Atlas Administration API: Expose more information on cluster status
We are using the Atlas Administration API in order to automate scaling a production database cluster deployment in a more fine-grained way than the existing autoscaling offer. The specific database cluster is deployed as a replica set, so there is a number of electable nodes (one primary + 2, 4 or 6 secondaries) and any number of read-only (RO) nodes.
The goal is to be able to tune the number of nodes in a specific region, and being able to monitor the progress of the change being rolled out. Currently, the API offerings are too limited to do this effectively, but the web console clearly has access to the information we need.
The current implementation of the returnAllMongodbProcessesInOneProject
operation in the administration API lists all processes in the project, which would need to be filtered down to the processes that apply to just the specific cluster. The specific cluster processes do have a unique replicaSetName string in common but that name appears to be internal to Atlas and only appears in the connectionString -> standard URI for the given cluster. This information doesn't distinguish electable nodes from read-only nodes or analytics nodes, nor will it indicate if a machine is in the process of being deployed or decommissioned.
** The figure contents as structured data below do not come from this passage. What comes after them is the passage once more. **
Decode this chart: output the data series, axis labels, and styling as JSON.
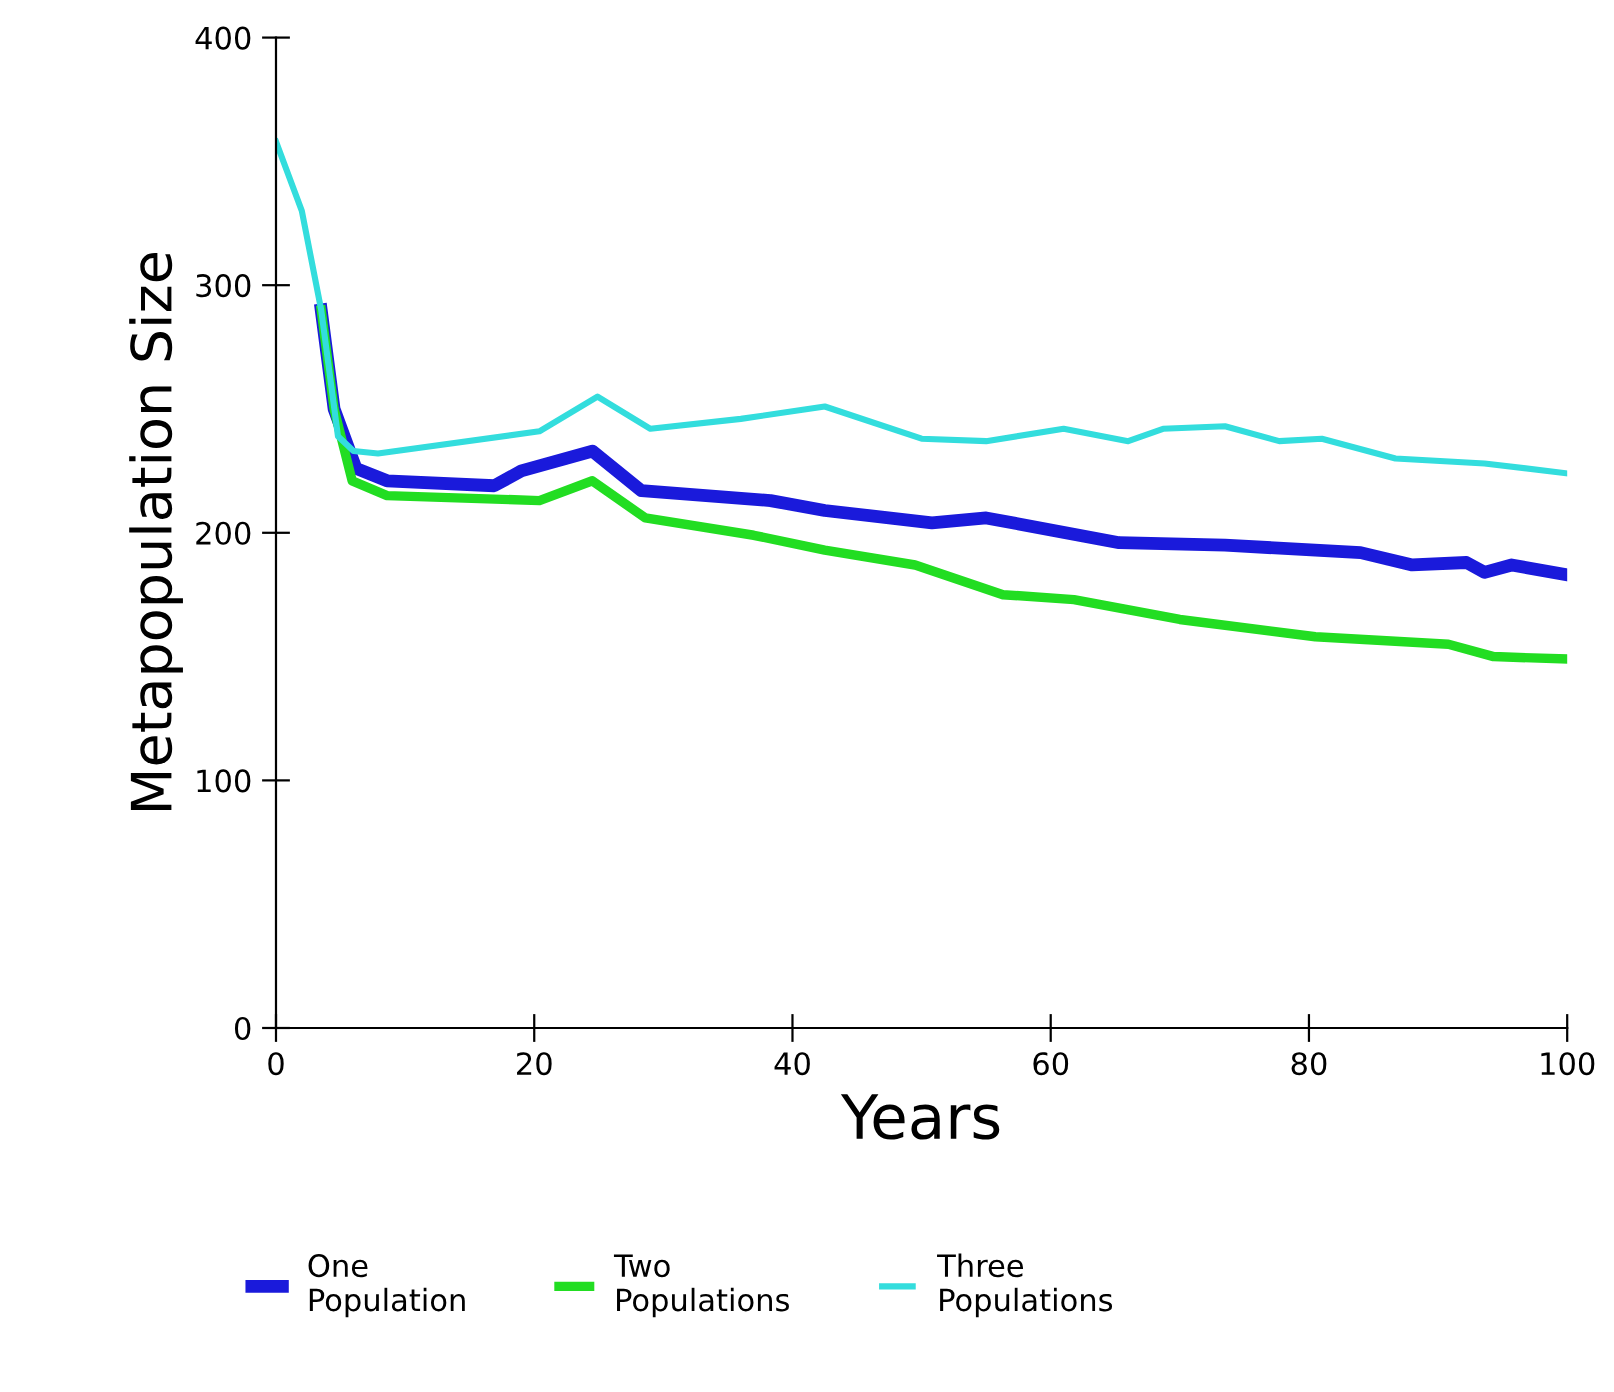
{
  "chart_data": {
    "type": "line",
    "xlabel": "Years",
    "ylabel": "Metapopulation Size",
    "xlim": [
      0,
      100
    ],
    "ylim": [
      0,
      400
    ],
    "xticks": [
      0,
      20,
      40,
      60,
      80,
      100
    ],
    "yticks": [
      0,
      100,
      200,
      300,
      400
    ],
    "grid": false,
    "legend": "bottom",
    "marker": "none",
    "line_style": "solid",
    "series": [
      {
        "name": "One\nPopulation",
        "color": "#1a1adb",
        "x": [
          3.5,
          4.5,
          6.2,
          8.6,
          16.9,
          19,
          24.5,
          28.3,
          38.3,
          42.5,
          50.8,
          55,
          65.3,
          73.5,
          84,
          88,
          92.2,
          93.6,
          95.7,
          100
        ],
        "values": [
          290,
          250,
          226,
          221,
          219,
          225,
          233,
          217,
          213,
          209,
          204,
          206,
          196,
          195,
          192,
          187,
          188,
          184,
          187,
          183
        ]
      },
      {
        "name": "Two\nPopulations",
        "color": "#22dd22",
        "x": [
          3.5,
          4.5,
          5.9,
          8.6,
          20.4,
          24.5,
          28.6,
          37,
          42.5,
          49.5,
          56.3,
          61.8,
          70,
          80.5,
          90.8,
          94.3,
          100
        ],
        "values": [
          290,
          250,
          221,
          215,
          213,
          221,
          206,
          199,
          193,
          187,
          175,
          173,
          165,
          158,
          155,
          150,
          149
        ]
      },
      {
        "name": "Three\nPopulations",
        "color": "#33dddd",
        "x": [
          0,
          2,
          3.5,
          4.8,
          6,
          7.9,
          20.4,
          24.9,
          29,
          36,
          42.5,
          50,
          55,
          61,
          66,
          68.7,
          73.5,
          77.7,
          81,
          86.7,
          93.6,
          100
        ],
        "values": [
          358,
          330,
          290,
          239,
          233,
          232,
          241,
          255,
          242,
          246,
          251,
          238,
          237,
          242,
          237,
          242,
          243,
          237,
          238,
          230,
          228,
          224
        ]
      }
    ]
  }
}
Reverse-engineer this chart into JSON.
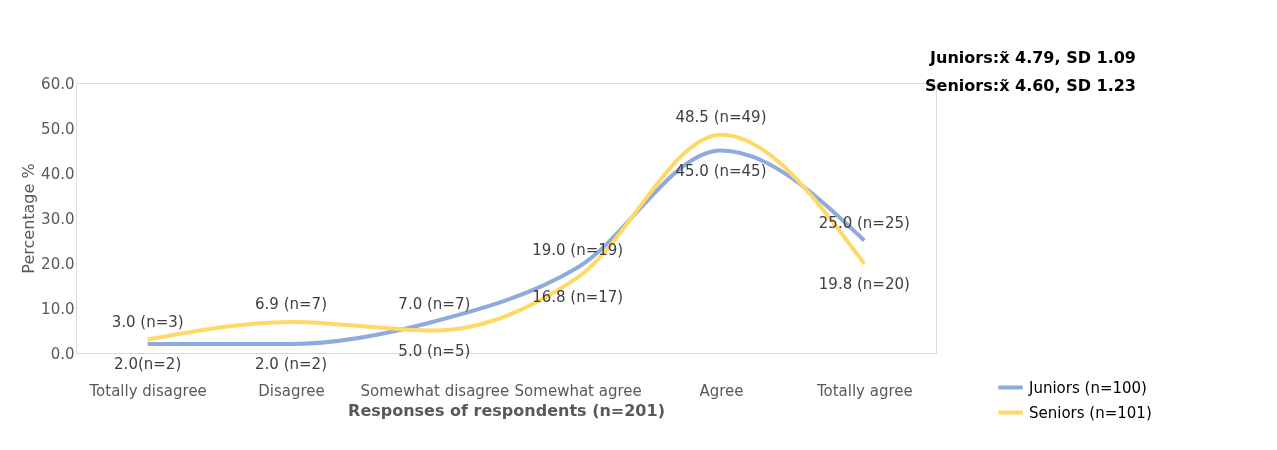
{
  "chart_data": {
    "type": "line",
    "xlabel": "Responses of respondents (n=201)",
    "ylabel": "Percentage %",
    "categories": [
      "Totally disagree",
      "Disagree",
      "Somewhat disagree",
      "Somewhat agree",
      "Agree",
      "Totally agree"
    ],
    "series": [
      {
        "name": "Juniors (n=100)",
        "color": "#8faadc",
        "values": [
          2.0,
          2.0,
          7.0,
          19.0,
          45.0,
          25.0
        ],
        "value_labels": [
          "2.0(n=2)",
          "2.0 (n=2)",
          "7.0 (n=7)",
          "19.0 (n=19)",
          "45.0 (n=45)",
          "25.0 (n=25)"
        ]
      },
      {
        "name": "Seniors (n=101)",
        "color": "#ffd966",
        "values": [
          3.0,
          6.9,
          5.0,
          16.8,
          48.5,
          19.8
        ],
        "value_labels": [
          "3.0 (n=3)",
          "6.9 (n=7)",
          "5.0 (n=5)",
          "16.8 (n=17)",
          "48.5 (n=49)",
          "19.8 (n=20)"
        ]
      }
    ],
    "ylim": [
      0,
      60
    ],
    "yticks": [
      {
        "value": 0,
        "label": "0.0"
      },
      {
        "value": 10,
        "label": "10.0"
      },
      {
        "value": 20,
        "label": "20.0"
      },
      {
        "value": 30,
        "label": "30.0"
      },
      {
        "value": 40,
        "label": "40.0"
      },
      {
        "value": 50,
        "label": "50.0"
      },
      {
        "value": 60,
        "label": "60.0"
      }
    ],
    "annotations": [
      "Juniors:x̃ 4.79, SD 1.09",
      "Seniors:x̃ 4.60, SD 1.23"
    ],
    "legend": "bottom right",
    "grid": false,
    "marker": "none",
    "line_style": "solid"
  }
}
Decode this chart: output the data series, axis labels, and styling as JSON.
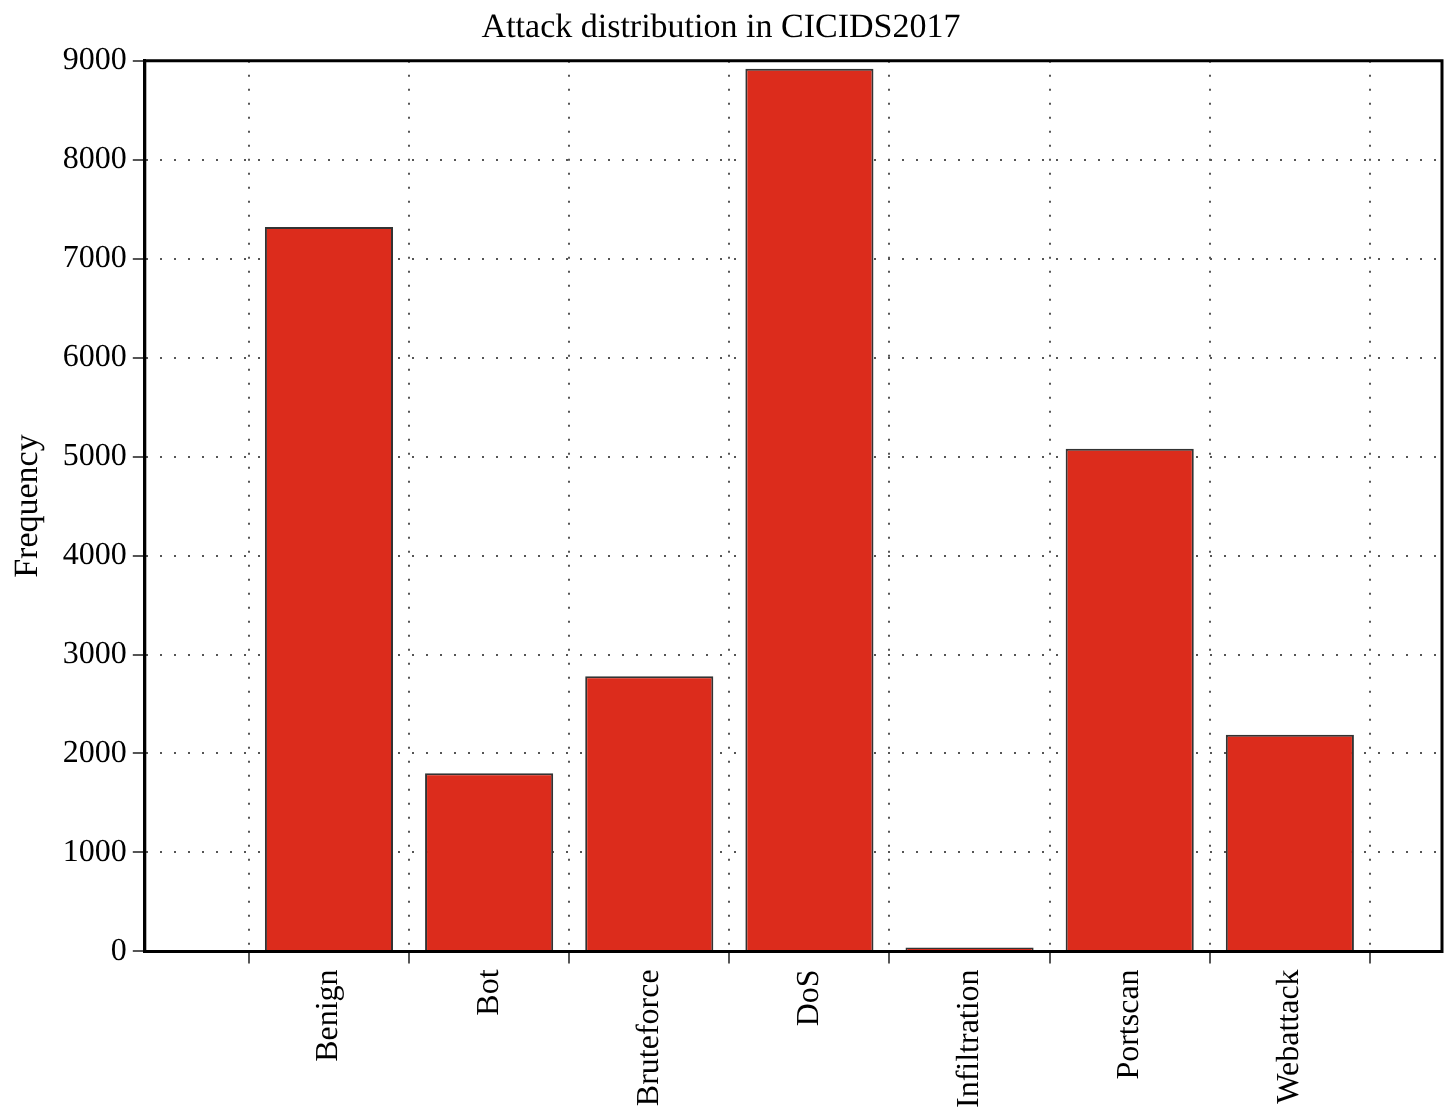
{
  "chart_data": {
    "type": "bar",
    "title": "Attack distribution in CICIDS2017",
    "ylabel": "Frequency",
    "categories": [
      "Benign",
      "Bot",
      "Bruteforce",
      "DoS",
      "Infiltration",
      "Portscan",
      "Webattack"
    ],
    "values": [
      7320,
      1800,
      2780,
      8920,
      40,
      5080,
      2190
    ],
    "color": "#dc2c1c",
    "ylim": [
      0,
      9000
    ],
    "yticks": [
      0,
      1000,
      2000,
      3000,
      4000,
      5000,
      6000,
      7000,
      8000,
      9000
    ],
    "grid": true,
    "legend": false
  }
}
Because of this the public administration API only gets you part of the way there, as it won't let a process on our side recover from being restarted during a cluster adjustment operation: there is no way of detecting a machine being decommissioned (which will delay deploying a new change), nor would a net-zero machine count change (e.g. moving from RO nodes to electable nodes) be observable.
The web console on the other hand, has access to much more information, via the (private) https://cloud.mongodb.com/nds/clusters/{groupId}/{name}
and https://cloud.mongodb.com/nds/clusters/{groupId}/{name}/instances
endpoints; these are, respectively, a more detailed version of the public returnOneCluster
operation and an array of process states specific to the cluster (so a filtered version of returnAllMongodbProcessesInOneProject
) . These APIs lets us monitor cluster change operations much, much better, as they include more detailed node role information (electable vs read-only vs analytics).
To properly manage scaling via the public API, we'd really need to have that information available in the public API too.